Un faible sourire éclaira ses traits, quand il mentionna le fait qu'elle n'aurait pas dû rester le veiller, qu'elle se retrouvait maintenant obligée de passer la nuit avec lui. "Tu n'es pas stupide", ajouta-t-elle pour elle-même. Ils ne s'entendaient peut-être pas, mais elle ne l'avait jamais cru stupide. Elle ne l'avait jamais insulté, en sa présence ou non. Elle se contentait d'une froide indifférence. La petite blondinette n'était pas le genre de femme à baver sur le dos des gens. Enfin, elle aimait à le croire.

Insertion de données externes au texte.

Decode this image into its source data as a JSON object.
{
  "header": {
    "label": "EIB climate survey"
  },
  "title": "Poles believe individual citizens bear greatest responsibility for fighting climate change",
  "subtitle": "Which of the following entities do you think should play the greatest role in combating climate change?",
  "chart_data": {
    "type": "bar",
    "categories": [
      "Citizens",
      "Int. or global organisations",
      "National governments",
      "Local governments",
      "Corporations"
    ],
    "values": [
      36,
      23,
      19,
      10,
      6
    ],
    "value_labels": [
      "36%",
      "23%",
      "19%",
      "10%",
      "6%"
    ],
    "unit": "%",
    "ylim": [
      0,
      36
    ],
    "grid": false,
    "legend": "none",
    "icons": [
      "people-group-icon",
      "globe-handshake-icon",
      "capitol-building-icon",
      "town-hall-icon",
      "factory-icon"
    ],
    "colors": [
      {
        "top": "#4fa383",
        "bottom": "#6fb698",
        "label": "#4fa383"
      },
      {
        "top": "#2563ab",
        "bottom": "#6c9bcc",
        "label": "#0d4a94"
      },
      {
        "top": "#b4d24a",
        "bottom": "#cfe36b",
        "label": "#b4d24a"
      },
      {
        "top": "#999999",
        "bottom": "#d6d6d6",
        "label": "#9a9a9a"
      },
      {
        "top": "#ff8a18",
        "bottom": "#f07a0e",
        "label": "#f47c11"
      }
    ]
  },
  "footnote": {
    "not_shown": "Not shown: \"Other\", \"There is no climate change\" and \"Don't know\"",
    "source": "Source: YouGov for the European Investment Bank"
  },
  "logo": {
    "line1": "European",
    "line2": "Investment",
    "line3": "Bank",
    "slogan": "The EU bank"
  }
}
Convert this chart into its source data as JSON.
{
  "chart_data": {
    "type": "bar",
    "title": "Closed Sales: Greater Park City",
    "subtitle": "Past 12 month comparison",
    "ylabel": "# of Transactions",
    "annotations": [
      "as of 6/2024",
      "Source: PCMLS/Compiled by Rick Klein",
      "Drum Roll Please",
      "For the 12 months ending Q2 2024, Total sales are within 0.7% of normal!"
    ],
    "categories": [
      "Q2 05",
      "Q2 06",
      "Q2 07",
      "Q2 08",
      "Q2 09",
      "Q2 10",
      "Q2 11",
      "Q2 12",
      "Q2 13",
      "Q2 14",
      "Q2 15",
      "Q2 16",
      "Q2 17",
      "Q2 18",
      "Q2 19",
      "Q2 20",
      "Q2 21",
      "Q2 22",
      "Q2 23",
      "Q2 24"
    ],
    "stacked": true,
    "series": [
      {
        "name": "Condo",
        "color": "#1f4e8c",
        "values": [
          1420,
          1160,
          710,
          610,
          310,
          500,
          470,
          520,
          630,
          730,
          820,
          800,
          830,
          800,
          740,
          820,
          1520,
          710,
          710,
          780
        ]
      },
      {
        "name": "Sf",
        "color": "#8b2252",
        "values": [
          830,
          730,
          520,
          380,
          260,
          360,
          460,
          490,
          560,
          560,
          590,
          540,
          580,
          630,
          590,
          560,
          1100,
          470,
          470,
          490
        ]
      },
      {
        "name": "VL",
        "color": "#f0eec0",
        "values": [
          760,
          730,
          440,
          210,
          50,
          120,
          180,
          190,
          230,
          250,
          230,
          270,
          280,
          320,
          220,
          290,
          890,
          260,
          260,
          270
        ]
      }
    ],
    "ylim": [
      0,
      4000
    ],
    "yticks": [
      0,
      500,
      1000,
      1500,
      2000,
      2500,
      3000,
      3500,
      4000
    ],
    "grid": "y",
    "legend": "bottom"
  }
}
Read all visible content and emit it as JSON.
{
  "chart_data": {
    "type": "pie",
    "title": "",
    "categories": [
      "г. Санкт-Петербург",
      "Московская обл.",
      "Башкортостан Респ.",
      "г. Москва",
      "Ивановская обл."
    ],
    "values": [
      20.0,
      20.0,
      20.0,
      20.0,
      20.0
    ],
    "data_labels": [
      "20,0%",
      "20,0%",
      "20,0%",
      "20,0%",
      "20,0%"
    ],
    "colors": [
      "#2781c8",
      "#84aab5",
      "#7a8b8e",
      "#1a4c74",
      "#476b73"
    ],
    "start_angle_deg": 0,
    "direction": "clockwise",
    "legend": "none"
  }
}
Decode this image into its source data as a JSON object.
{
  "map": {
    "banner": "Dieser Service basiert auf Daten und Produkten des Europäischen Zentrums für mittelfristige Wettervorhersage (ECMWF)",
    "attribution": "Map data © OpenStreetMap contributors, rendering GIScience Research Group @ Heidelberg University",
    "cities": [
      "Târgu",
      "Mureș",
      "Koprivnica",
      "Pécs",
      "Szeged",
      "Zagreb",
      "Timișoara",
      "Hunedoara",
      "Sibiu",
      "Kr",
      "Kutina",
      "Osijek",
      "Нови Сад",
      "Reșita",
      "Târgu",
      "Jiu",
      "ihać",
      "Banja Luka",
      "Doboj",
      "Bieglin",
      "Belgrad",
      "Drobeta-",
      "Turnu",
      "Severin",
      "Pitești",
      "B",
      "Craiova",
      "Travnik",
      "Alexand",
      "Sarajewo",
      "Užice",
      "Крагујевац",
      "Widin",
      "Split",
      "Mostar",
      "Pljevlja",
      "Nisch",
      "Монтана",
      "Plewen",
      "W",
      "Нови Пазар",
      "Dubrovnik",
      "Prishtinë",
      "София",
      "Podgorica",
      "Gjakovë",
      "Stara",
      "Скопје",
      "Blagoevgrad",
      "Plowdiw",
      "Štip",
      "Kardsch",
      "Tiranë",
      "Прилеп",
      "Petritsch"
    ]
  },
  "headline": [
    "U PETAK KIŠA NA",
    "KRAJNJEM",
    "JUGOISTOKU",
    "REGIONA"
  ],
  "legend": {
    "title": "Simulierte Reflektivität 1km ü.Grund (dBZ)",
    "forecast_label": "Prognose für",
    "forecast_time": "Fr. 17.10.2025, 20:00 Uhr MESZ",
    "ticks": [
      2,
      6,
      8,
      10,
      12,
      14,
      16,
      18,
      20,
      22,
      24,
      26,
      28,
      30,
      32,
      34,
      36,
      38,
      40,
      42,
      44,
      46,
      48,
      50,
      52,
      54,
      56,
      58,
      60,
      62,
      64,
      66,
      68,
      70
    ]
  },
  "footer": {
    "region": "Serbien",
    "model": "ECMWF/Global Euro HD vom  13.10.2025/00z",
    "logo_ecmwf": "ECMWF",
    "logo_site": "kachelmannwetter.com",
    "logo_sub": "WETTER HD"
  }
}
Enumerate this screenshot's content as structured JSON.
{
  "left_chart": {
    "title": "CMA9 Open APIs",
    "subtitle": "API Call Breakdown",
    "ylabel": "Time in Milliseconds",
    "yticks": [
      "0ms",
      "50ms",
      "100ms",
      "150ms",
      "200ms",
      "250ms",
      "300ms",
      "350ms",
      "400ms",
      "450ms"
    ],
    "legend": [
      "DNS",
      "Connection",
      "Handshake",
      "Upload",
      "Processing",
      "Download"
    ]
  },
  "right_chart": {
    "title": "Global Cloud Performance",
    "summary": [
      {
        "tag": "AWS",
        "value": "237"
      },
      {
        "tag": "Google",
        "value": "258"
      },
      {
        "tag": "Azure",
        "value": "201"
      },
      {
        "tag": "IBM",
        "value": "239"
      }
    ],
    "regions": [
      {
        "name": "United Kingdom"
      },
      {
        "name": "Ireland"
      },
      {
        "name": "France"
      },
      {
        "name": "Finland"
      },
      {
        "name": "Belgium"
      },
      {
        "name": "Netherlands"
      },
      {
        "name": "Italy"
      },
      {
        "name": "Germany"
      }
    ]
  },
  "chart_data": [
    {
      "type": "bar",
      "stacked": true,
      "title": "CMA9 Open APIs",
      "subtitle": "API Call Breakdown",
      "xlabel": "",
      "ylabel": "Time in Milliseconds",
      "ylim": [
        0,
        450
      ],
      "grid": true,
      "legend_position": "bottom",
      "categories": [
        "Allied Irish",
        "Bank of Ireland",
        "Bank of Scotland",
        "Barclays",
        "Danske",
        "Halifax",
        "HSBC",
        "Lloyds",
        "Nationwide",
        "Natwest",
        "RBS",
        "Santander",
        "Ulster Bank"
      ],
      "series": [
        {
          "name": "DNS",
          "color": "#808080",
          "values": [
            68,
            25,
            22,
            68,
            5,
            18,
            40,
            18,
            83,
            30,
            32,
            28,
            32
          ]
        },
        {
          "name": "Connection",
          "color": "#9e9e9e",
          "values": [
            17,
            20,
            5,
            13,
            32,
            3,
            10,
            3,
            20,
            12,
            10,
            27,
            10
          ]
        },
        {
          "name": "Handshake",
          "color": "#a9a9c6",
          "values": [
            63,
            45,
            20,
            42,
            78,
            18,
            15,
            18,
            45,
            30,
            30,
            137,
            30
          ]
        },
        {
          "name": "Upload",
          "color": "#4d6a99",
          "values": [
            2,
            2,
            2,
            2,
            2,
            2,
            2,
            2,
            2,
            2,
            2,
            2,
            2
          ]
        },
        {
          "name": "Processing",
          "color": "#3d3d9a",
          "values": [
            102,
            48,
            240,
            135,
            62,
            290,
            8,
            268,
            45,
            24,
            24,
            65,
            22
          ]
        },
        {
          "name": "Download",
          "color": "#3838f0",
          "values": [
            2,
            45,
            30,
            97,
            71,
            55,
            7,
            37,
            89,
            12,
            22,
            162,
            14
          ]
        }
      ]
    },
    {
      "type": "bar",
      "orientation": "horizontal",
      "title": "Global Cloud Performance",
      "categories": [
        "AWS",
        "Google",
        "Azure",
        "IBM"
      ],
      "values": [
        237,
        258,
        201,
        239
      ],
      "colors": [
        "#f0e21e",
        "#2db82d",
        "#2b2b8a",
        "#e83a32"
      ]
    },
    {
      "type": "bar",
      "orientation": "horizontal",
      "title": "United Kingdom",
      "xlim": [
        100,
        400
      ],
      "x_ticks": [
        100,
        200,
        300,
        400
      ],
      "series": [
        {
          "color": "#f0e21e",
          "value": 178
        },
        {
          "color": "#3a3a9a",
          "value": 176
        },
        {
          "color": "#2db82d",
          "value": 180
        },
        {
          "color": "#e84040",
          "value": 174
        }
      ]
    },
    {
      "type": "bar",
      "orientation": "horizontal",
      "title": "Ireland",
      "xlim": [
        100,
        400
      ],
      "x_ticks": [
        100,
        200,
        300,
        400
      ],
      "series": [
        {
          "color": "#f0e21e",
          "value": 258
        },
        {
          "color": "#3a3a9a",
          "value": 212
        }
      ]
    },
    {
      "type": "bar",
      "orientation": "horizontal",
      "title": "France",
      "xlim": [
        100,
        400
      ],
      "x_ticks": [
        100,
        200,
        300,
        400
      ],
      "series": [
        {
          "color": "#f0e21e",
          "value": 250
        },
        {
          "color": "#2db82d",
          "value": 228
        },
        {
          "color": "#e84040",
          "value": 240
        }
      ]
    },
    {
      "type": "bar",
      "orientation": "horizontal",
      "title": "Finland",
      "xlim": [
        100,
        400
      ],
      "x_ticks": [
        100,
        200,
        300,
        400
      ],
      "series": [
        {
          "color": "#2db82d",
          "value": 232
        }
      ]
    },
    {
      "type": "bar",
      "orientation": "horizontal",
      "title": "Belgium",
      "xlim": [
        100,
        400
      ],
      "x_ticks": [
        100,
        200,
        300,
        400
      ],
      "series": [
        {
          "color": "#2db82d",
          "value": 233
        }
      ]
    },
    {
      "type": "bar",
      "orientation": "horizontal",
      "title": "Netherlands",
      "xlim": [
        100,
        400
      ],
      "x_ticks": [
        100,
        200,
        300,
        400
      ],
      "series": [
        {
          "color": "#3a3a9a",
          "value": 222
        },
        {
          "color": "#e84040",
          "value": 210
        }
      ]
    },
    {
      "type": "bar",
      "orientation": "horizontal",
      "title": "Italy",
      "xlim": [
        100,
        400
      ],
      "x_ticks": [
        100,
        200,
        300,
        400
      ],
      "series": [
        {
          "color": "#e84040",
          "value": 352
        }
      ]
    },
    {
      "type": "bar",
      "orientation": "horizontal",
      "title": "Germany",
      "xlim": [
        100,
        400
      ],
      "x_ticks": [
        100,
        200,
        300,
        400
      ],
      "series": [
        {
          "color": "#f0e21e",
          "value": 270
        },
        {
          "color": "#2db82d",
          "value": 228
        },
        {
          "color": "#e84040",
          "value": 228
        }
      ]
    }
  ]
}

Elle releva la tête quand il bondit de son lit, à la recherche de son balais. Oubliant qu'il était en caleçon et en tee-shirt. Madame Pomfresh l'avait déshabillé avant de rabattre les draps sur son corps inconscient, pendant que Marie-Ange nettoyait le bazar laissé avec les fioles. Détournant brusquement le regard, la serpentard toussota, un peu gênée. Elle-même n'était pas très pudique, mais elle savait respecter l'intimité des gens. Elle resta à regarder la porte de la réserve de potions de l'infirmière jusqu'à ce qu'il regagne son lit.

« On n'a plus qu'à dormir, alors, souffla-t-elle finalement. »

Elle aurait pu ôter son uniforme, et dormir en sous-vêtements, mais le fait de ne pas être dans son dortoir, d'être en présence d'un camarade qui ne l'appréciait pas particulièrement, ça la freina. D'ordinaire, elle n'aurait pas hésité. Mais pas ce soir. Soupirant finalement, elle ôta juste sa veste noire, sa cravate verte et argent, ses chaussures et ses hautes chaussettes. S'allongeant sur le lit, elle se glissa sous les draps avec un soupir.

Elle n'était pas très à l'aise avec sa jupe et son chemisier. Mais elle ferait avec. Par ailleurs, elle était fatiguée, alors elle ne tarderait pas à s'endormir. Tirant sa baguette de son décolleté, elle la posa sur la commode à côté du lit, machinalement. Puis elle chercha une position confortable.

« Bonne nuit, murmura-t-elle en fermant les yeux. »

Un peu pour elle-même. Un peu pour Charles. Elle aurait bien aimé discuter un peu, réussir à le convaincre qu'elle s'en voulait réellement. Mais il n'avait pas l'air consentant. Alors elle imagina ce qu'elle dirait, le lendemain. Elle cherchait la meilleure façon de lui démontrer qu'elle n'était pas si méchante que ça. Qu'elle n'était pas vicieuse. Elle s'endormit ainsi, la tête pleine d'idées, de mots et de phrases confuses.